As questões em liça são de representatividade econômica relevante. Ora, o segmento de benefícios alimentares movimenta cifras bilionárias, atraindo big players multinacionais e inúmeras empresas regionais e locais. Com a possibilidade legal de arranjos abertos, muitos bancos e fintechs despertam crescente interesse sobre o mercado, visando ampliar a rede de relacionamentos comerciais, bem como potencializar a inclusão financeira e bancarização. Logo, os níveis de concorrência tendem a se intensificar, alterando a tradicional lógica de captação de clientela por oferta de vantagens aos RHs, pois proibidas no novo paradigma legal.

Diante da pressão concorrencial, as margens de lucro podem ser significativamente pressionadas, exigindo-se olhar criativo sobre as possibilidades lícitas de incentivo comercial  foco especial sobre o trabalhador (portabilidade reforça tal ênfase) , à luz de circunstâncias e particularidades que poderão ser variantes nas diferentes regiões do país. Sob viés jurídico-comercial, trata-se de two-step approach, com primeira incidência sobre empresas beneficiárias e, ato contínuo, sobre os respectivos empregados, mediante ofertas válidas de preservação e fidelização de clientela (pretensa minoração dos riscos de portabilidade e outras formas de migração contratual). No todo, cria-se sensível acréscimo de complexidade ao setor de benefícios alimentares, a exigir arranjos contratuais flexíveis e práticas comerciais mais dinâmicas.

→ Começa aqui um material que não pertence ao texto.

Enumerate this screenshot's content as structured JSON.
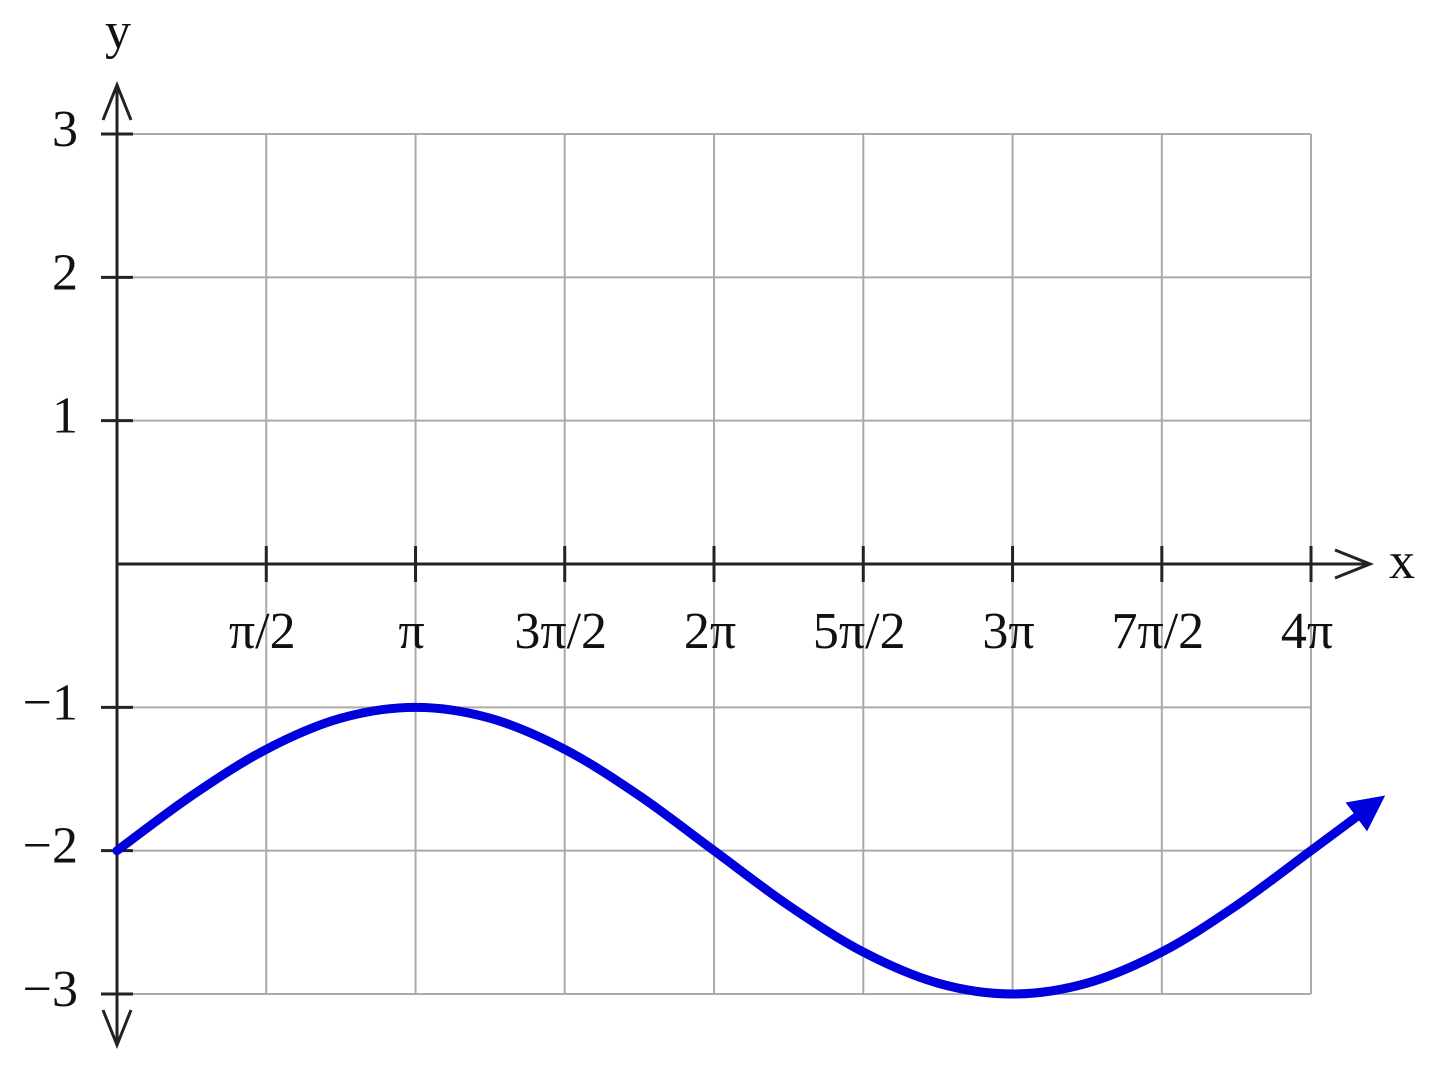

Não bastassem as dificuldades inerentes às necessárias readequações estruturais, o fato é que as dúvidas operacionais do novo modelo regulatório são agudas e urgentes: como será a portabilidade? Haverá prazo de mínimo de carência contratual ou o trânsito será livre? As práticas de interoperabilidade (fechado-fechado ou fechado-aberto) deverão permitir compartilhamento irrestrito da rede credenciada? Práticas hostis de cooptação comercial serão alvo de indenização, passível de exclusão do PAT por execução inadequada? A concessão de vantagens acessórias poderá ser englobada no âmbito de dedução fiscal do PAT? Eventual interpretação restritiva seria válida mesmo nos casos de benefícios anexos diretamente relacionados ao bem-estar do trabalhador?

Sim, os questionamentos são muitos; as respostas, absolutamente insuficientes. Salvo o surgir de um regramento complementar minudente, claro e assertivo, é de intuir que os Tribunais serão chamados a resolver inúmeros conflitos em estado de potência. Em tempo, a vida ensina que o melhor antídoto à litigiosidade é a boa lei. A dúvida faz questionar o justo, relativizando o imperativo de segurança jurídica. No cerrar das cortinas, não são apenas diretrizes fundamentais do PAT que estão em xeque, mas o próprio desiderato constitucional da boa e saudável alimentação do trabalhador que pode ser afetado por um modelo regulatório com insuficiências substantivas.